Pay Attention to Real World Perturbations! Natural Robustness Evaluation in Machine Reading Comprehension
This addresses the robustness of MRC models for real-world applications, highlighting a gap in current evaluation methods, but it is incremental as it builds on existing benchmarks and perturbation concepts.
The authors tackled the problem of evaluating machine reading comprehension (MRC) models' robustness to real-world textual perturbations by introducing a framework using Wikipedia edit history, and found that natural perturbations cause performance degradation in state-of-the-art models like Flan-T5 and LLMs, with training on perturbed examples improving robustness but leaving a gap compared to unperturbed data.
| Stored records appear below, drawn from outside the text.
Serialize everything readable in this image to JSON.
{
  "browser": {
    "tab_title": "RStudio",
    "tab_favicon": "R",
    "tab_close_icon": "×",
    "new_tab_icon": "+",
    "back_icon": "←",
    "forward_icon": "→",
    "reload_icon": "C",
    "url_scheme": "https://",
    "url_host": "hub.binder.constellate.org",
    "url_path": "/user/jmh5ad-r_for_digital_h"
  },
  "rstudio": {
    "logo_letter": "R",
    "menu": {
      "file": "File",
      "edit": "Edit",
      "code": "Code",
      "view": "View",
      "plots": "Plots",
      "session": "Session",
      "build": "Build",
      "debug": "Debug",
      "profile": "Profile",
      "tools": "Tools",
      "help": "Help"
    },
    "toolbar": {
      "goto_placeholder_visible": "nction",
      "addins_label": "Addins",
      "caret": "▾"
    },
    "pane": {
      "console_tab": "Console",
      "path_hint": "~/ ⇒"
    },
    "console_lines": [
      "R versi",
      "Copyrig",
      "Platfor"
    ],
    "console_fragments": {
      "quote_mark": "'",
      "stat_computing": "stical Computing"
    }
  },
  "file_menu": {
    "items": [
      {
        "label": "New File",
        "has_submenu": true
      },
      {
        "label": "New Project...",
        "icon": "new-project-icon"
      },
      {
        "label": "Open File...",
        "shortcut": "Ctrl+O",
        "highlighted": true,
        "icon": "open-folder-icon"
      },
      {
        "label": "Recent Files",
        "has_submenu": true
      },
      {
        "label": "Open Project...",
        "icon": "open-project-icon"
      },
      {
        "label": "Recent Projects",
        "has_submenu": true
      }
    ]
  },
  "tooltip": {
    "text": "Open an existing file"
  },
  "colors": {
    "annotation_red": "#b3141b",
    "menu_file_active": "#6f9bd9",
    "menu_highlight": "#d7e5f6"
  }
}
As neural language models achieve human-comparable performance on Machine Reading Comprehension (MRC) and see widespread adoption, ensuring their robustness in real-world scenarios has become increasingly important. Current robustness evaluation research, though, primarily develops synthetic perturbation methods, leaving unclear how well they reflect real life scenarios. Considering this, we present a framework to automatically examine MRC models on naturally occurring textual perturbations, by replacing paragraph in MRC benchmarks with their counterparts based on available Wikipedia edit history. Such perturbation type is natural as its design does not stem from an arteficial generative process, inherently distinct from the previously investigated synthetic approaches. In a large-scale study encompassing SQUAD datasets and various model architectures we observe that natural perturbations result in performance degradation in pre-trained encoder language models. More worryingly, these state-of-the-art Flan-T5 and Large Language Models (LLMs) inherit these errors. Further experiments demonstrate that our findings generalise to natural perturbations found in other more challenging MRC benchmarks. In an effort to mitigate these errors, we show that it is possible to improve the robustness to natural perturbations by training on naturally or synthetically perturbed examples, though a noticeable gap still remains compared to performance on unperturbed data.